Masukan nama pengguna
Kau, Vespa, dan Hujan yang Tak Pernah Reda
Oleh: Arkana Jiwa
“Bar, serius lo ngajak gue malam mingguan naik vespa lo yang suka mogok itu?”
“Ini bukan vespa mogok, Ra. Ini vespa yang sedang melatih kesabaran kita,” jawab Akbar dengan wajah paling polos se-Bekasi Raya.
Rara memutar mata, tapi tetap naik juga ke boncengan. Helm half-face-nya kebesaran, dan jaket Akbar yang dipinjam malah bau solar. Tapi entah kenapa, naik vespa tua bareng Akbar di malam hujan itu... terasa seperti momen yang akan diingat selamanya.
---
Jam 8 malam, jalanan Bekasi basah oleh sisa gerimis. Vespa Akbar melaju pelan. Bukan karena sok romantis, tapi karena memang gas-nya suka nyangkut.

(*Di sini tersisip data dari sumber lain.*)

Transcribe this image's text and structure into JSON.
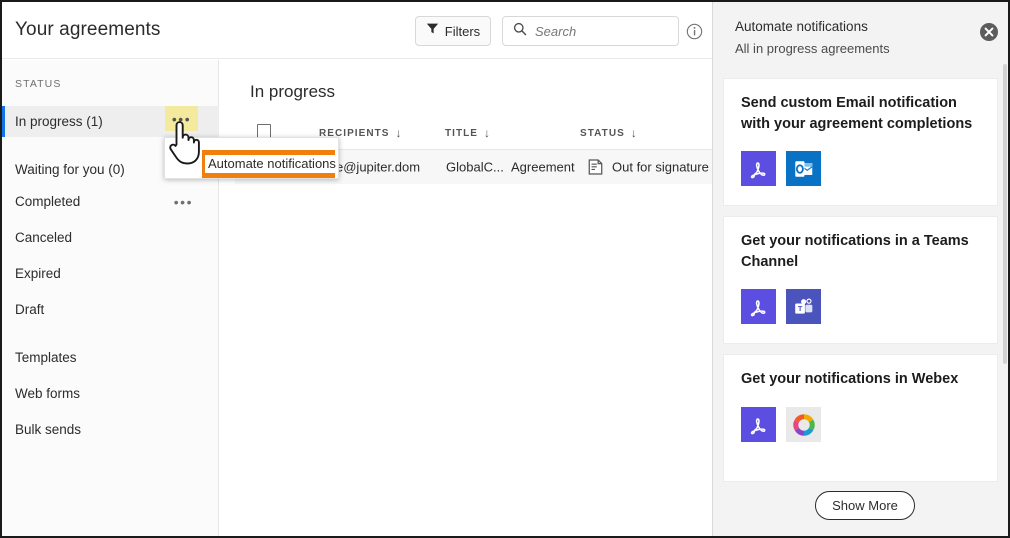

“Lo yakin nih, ngapel ke warung Indomie pinggir sawah di malam kayak gini?” tanya Rara, menggigil.
Akbar cuma ketawa. “Karena cinta itu nggak perlu fancy. Yang penting kenyang.”
Mereka sampai di warung itu, dengan suasana khas: lampu temaram, suara hujan di atap seng, dan satu kompor gas yang bunyinya kayak mau meledak. Rara memesan Indomie rebus plus telur setengah matang. Akbar? Nasi goreng plus level pedas ‘ingat mantan’.
---
Mereka duduk di bangku plastik, sepatu basah, rambut acak-acakan.
“Lo tau gak, Bar, gue tuh udah nolak 3 cowok tahun ini. Yang satu ngajak nikah, tapi ngajaknya di DM pake pantun,” cerita Rara sambil ngaduk kuah mie.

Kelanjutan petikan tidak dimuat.